Perhaps it was Karsay's action that broke the spell for Lilly, or perhaps it was just the young lefty running out of gas, pitching more innings in a row than he ever had before in the bigs. The karma of the walk came back to bite him. Lilly threw a fastball that was supposed to tail away from Relaford, but it got too much of the plate, and as Ugueto was trying to steal third, Relaford lined the ball into right.

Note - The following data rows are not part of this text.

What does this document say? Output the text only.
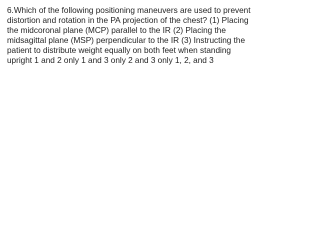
6.Which of the following positioning maneuvers are used to prevent distortion and rotation in the PA projection of the chest? (1) Placing the midcoronal plane (MCP) parallel to the IR (2) Placing the midsagittal plane (MSP) perpendicular to the IR (3) Instructing the patient to distribute weight equally on both feet when standing upright 1 and 2 only 1 and 3 only 2 and 3 only 1, 2, and 3
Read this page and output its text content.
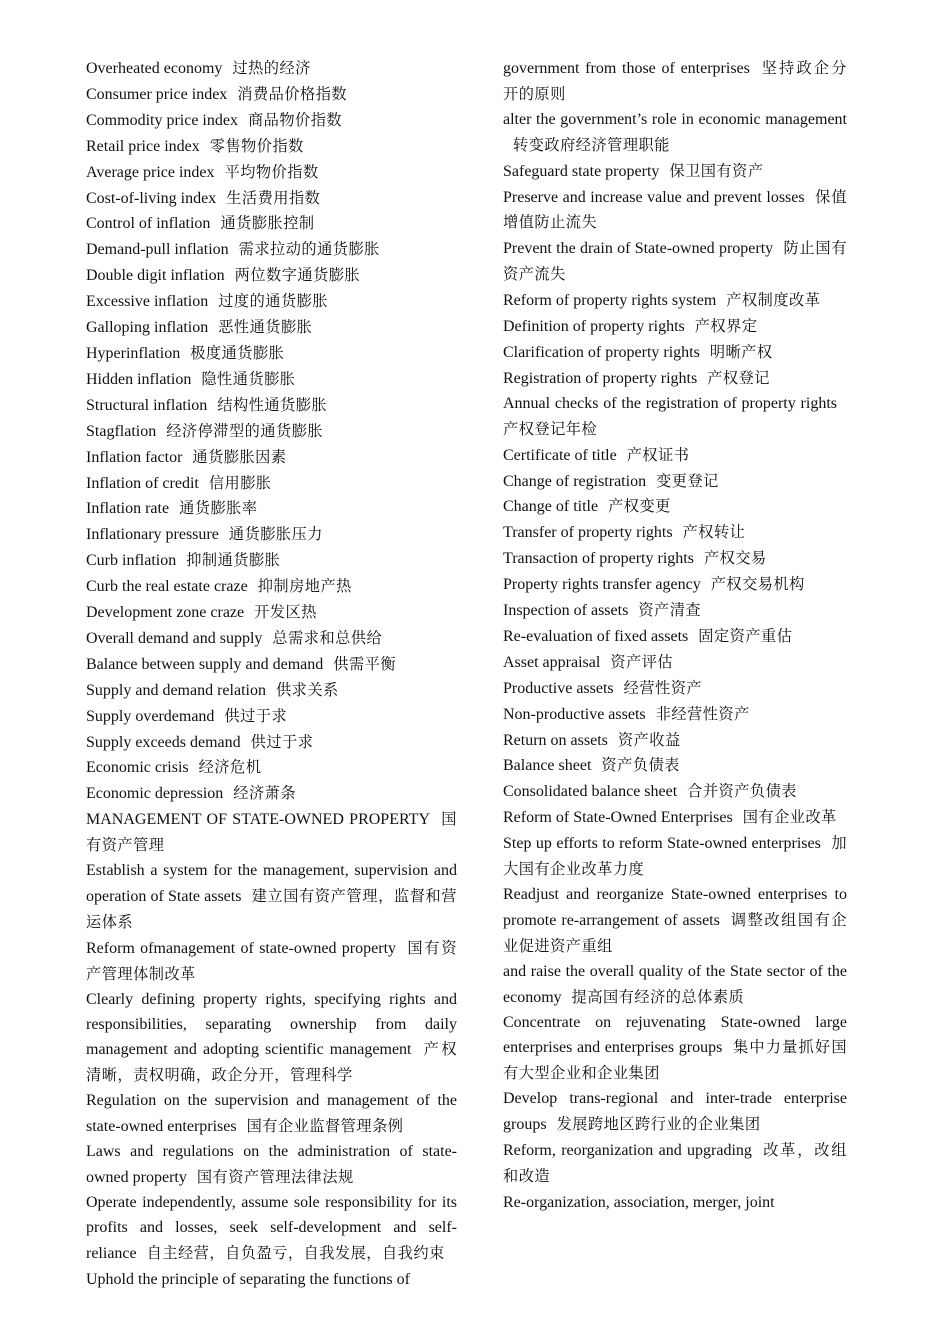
Overheated economy 过热的经济

Consumer price index 消费品价格指数

Commodity price index 商品物价指数

Retail price index 零售物价指数

Average price index 平均物价指数

Cost-of-living index 生活费用指数

Control of inflation 通货膨胀控制

Demand-pull inflation 需求拉动的通货膨胀

Double digit inflation 两位数字通货膨胀

Excessive inflation 过度的通货膨胀

Galloping inflation 恶性通货膨胀

Hyperinflation 极度通货膨胀

Hidden inflation 隐性通货膨胀

Structural inflation 结构性通货膨胀

Stagflation 经济停滞型的通货膨胀

Inflation factor 通货膨胀因素

Inflation of credit 信用膨胀

Inflation rate 通货膨胀率

Inflationary pressure 通货膨胀压力

Curb inflation 抑制通货膨胀

Curb the real estate craze 抑制房地产热

Development zone craze 开发区热

Overall demand and supply 总需求和总供给

Balance between supply and demand 供需平衡

Supply and demand relation 供求关系

Supply overdemand 供过于求

Supply exceeds demand 供过于求

Economic crisis 经济危机

Economic depression 经济萧条

MANAGEMENT OF STATE-OWNED PROPERTY 国有资产管理

Establish a system for the management, supervision and operation of State assets 建立国有资产管理，监督和营运体系

Reform ofmanagement of state-owned property 国有资产管理体制改革

Clearly defining property rights, specifying rights and responsibilities, separating ownership from daily management and adopting scientific management 产权清晰，责权明确，政企分开，管理科学

Regulation on the supervision and management of the state-owned enterprises 国有企业监督管理条例

Laws and regulations on the administration of state-owned property 国有资产管理法律法规

Operate independently, assume sole responsibility for its profits and losses, seek self-development and self-reliance 自主经营，自负盈亏，自我发展，自我约束

Uphold the principle of separating the functions of

government from those of enterprises 坚持政企分开的原则

alter the government’s role in economic management转变政府经济管理职能

Safeguard state property 保卫国有资产

Preserve and increase value and prevent losses 保值增值防止流失

Prevent the drain of State-owned property 防止国有资产流失

Reform of property rights system 产权制度改革

Definition of property rights 产权界定

Clarification of property rights 明晰产权

Registration of property rights 产权登记

Annual checks of the registration of property rights产权登记年检

Certificate of title 产权证书

Change of registration 变更登记

Change of title 产权变更

Transfer of property rights 产权转让

Transaction of property rights 产权交易

Property rights transfer agency 产权交易机构

Inspection of assets 资产清查

Re-evaluation of fixed assets 固定资产重估

Asset appraisal 资产评估

Productive assets 经营性资产

Non-productive assets 非经营性资产

Return on assets 资产收益

Balance sheet 资产负债表

Consolidated balance sheet 合并资产负债表

Reform of State-Owned Enterprises 国有企业改革

Step up efforts to reform State-owned enterprises 加大国有企业改革力度

Readjust and reorganize State-owned enterprises to promote re-arrangement of assets 调整改组国有企业促进资产重组

and raise the overall quality of the State sector of the economy 提高国有经济的总体素质

Concentrate on rejuvenating State-owned large enterprises and enterprises groups 集中力量抓好国有大型企业和企业集团

Develop trans-regional and inter-trade enterprise groups 发展跨地区跨行业的企业集团

Reform, reorganization and upgrading 改革，改组和改造

Re-organization, association, merger, joint
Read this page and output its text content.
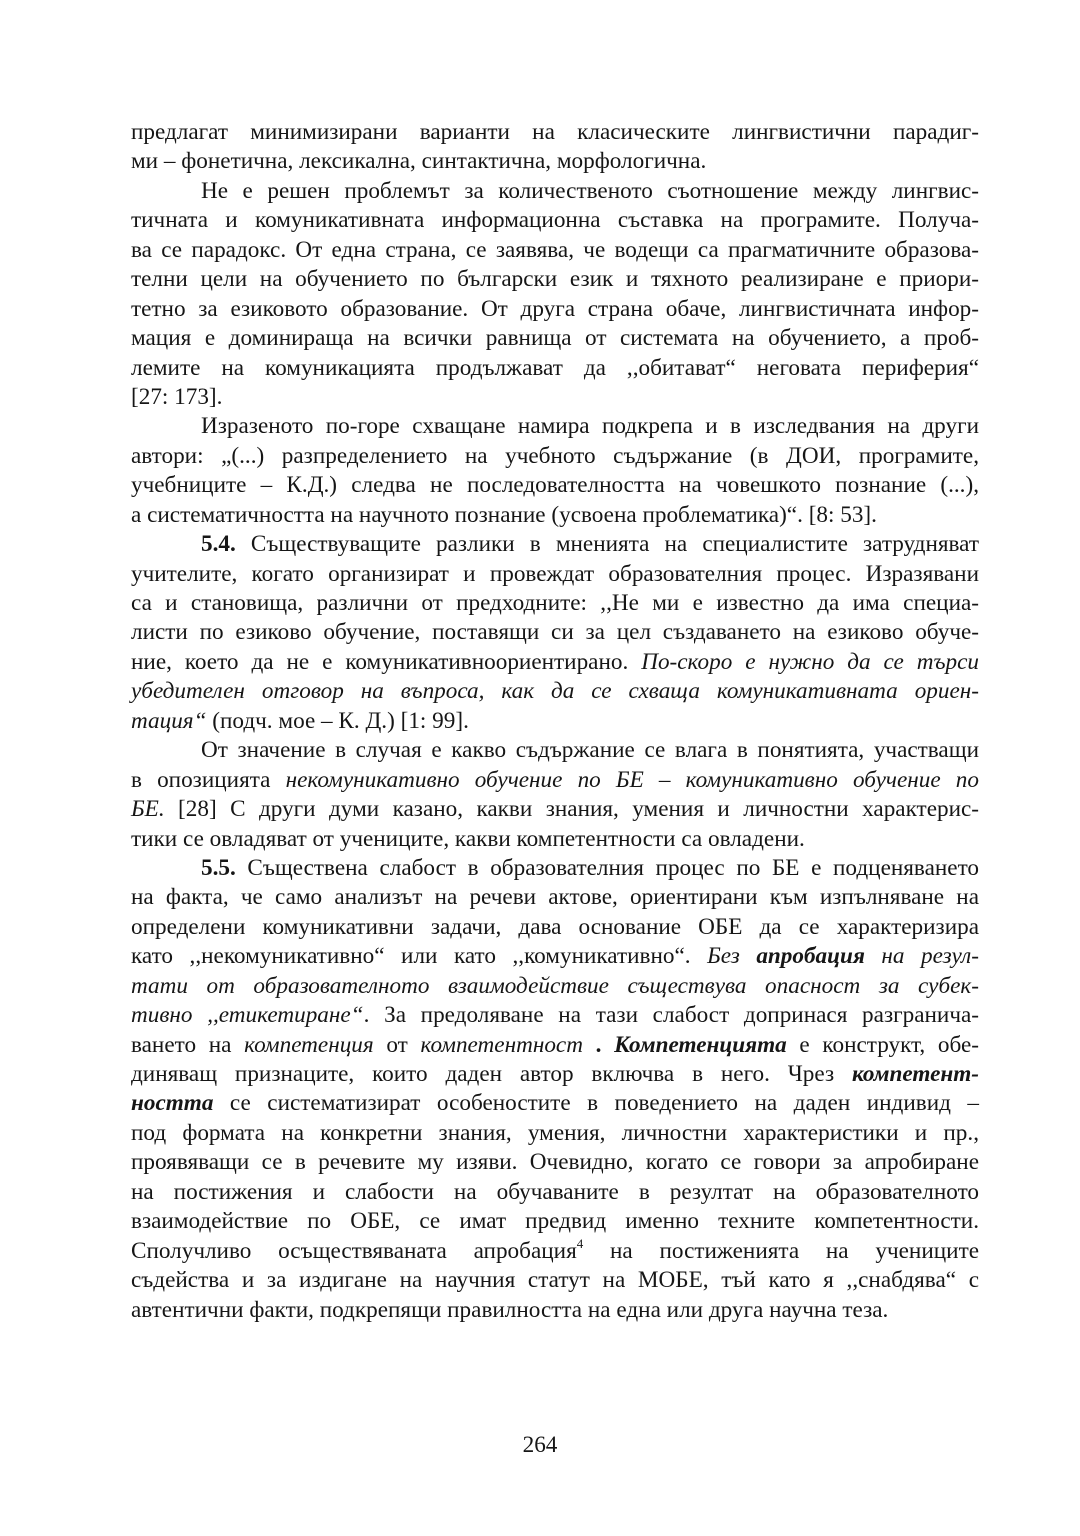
предлагат минимизирани варианти на класическите лингвистични парадиг-
ми – фонетична, лексикална, синтактична, морфологична.
Не е решен проблемът за количественото съотношение между лингвис-
тичната и комуникативната информационна съставка на програмите. Получа-
ва се парадокс. От една страна, се заявява, че водещи са прагматичните образова-
телни цели на обучението по български език и тяхното реализиране е приори-
тетно за езиковото образование. От друга страна обаче, лингвистичната инфор-
мация е доминираща на всички равнища от системата на обучението, а проб-
лемите на комуникацията продължават да ,,обитават“ неговата периферия“
[27: 173].
Изразеното по-горе схващане намира подкрепа и в изследвания на други
автори: „(...) разпределението на учебното съдържание (в ДОИ, програмите,
учебниците – К.Д.) следва не последователността на човешкото познание (...),
а систематичността на научното познание (усвоена проблематика)“. [8: 53].
5.4. Съществуващите разлики в мненията на специалистите затрудняват
учителите, когато организират и провеждат образователния процес. Изразявани
са и становища, различни от предходните: ,,Не ми е известно да има специа-
листи по езиково обучение, поставящи си за цел създаването на езиково обуче-
ние, което да не е комуникативноориентирано. По-скоро е нужно да се търси
убедителен отговор на въпроса, как да се схваща комуникативната ориен-
тация“ (подч. мое – К. Д.) [1: 99].
От значение в случая е какво съдържание се влага в понятията, участващи
в опозицията некомуникативно обучение по БЕ – комуникативно обучение по
БЕ. [28] С други думи казано, какви знания, умения и личностни характерис-
тики се овладяват от учениците, какви компетентности са овладени.
5.5. Съществена слабост в образователния процес по БЕ е подценяването
на факта, че само анализът на речеви актове, ориентирани към изпълняване на
определени комуникативни задачи, дава основание ОБЕ да се характеризира
като ,,некомуникативно“ или като ,,комуникативно“. Без апробация на резул-
тати от образователното взаимодействие съществува опасност за субек-
тивно ,,етикетиране“. За предоляване на тази слабост допринася разгранича-
ването на компетенция от компетентност . Компетенцията е конструкт, обе-
диняващ признаците, които даден автор включва в него. Чрез компетент-
ността се систематизират особеностите в поведението на даден индивид –
под формата на конкретни знания, умения, личностни характеристики и пр.,
проявяващи се в речевите му изяви. Очевидно, когато се говори за апробиране
на постижения и слабости на обучаваните в резултат на образователното
взаимодействие по ОБЕ, се имат предвид именно техните компетентности.
Сполучливо осъществяваната апробация$^4$ на постиженията на учениците
съдейства и за издигане на научния статут на МОБЕ, тъй като я ,,снабдява“ с
автентични факти, подкрепящи правилността на една или друга научна теза.
264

Gerald Williams, a man with a gun for an arm, got to the ball quickly, but had not realized that Ugueto had slid into third, or he might have held the runner there with a throw home. Instead, Ugueto picked himself up and ran home safely. One hit, one run. Relaford was erased trying to steal by outstanding defensive catcher Alberto Castillo, and Lilly then struck out Charles Gipson, looking, to end the inning. But that one run had cost him. Kazahiro Sasaki, despite allowing a hit and a walk in the ninth, closed the door on the 1-0 Mariners win.

If I were Ted Lilly's mother, or manager, I'd be telling him right now how proud I am. Forget the losses,look at how well he's pitched! (ERA around 1.25?! K/BB ratio 22/3!?) He has matured since last year, his stuff is damn good, and the thing that has to make Joe Torre and others happy is that if Lilly can keep this up, they have a genuine stud on their hands. He's only twenty six years old, while Clemens and Wells are pushing forty. The Yankees can't very well go scoreless for him every time, either. If he keeps pitching this way, if he shows the guts, determination, control, and concentration he showed tonight, then this won't be the last chance he'll have at a no-hitter. I'm sure that's what a young Mike Mussina was told the first time he took a no-hitter deep as an Oriole. Maybe Mussina is telling Lilly that very thing on the bus back to the hotel right now.

If you believe in mystical coincidences, here's one for you. Derek Lowe of the Boston Red Sox pitched the first no-hitter in Fenway Park since 1965 earlier today, against the Devil Rays. Hideo Nomo pitched one for the Sox last year on the second game of the season, versus Baltimore. The last time Boston starters pitched no-hitters in back to back seasons was in 1917 and 1918. 1918 was the last time the Sox won a World Series. To have Lilly lose his no-hit bid on the same day that Lose completed his only makes it seem all the more cosmic a sign that the Red Sox will finally rise up and vanquish their New York oppressors.

Me? I think that's the way it always looks in April in Boston. Let's see a showdown in September, Lowe versus Lilly, and then see who comes out on top.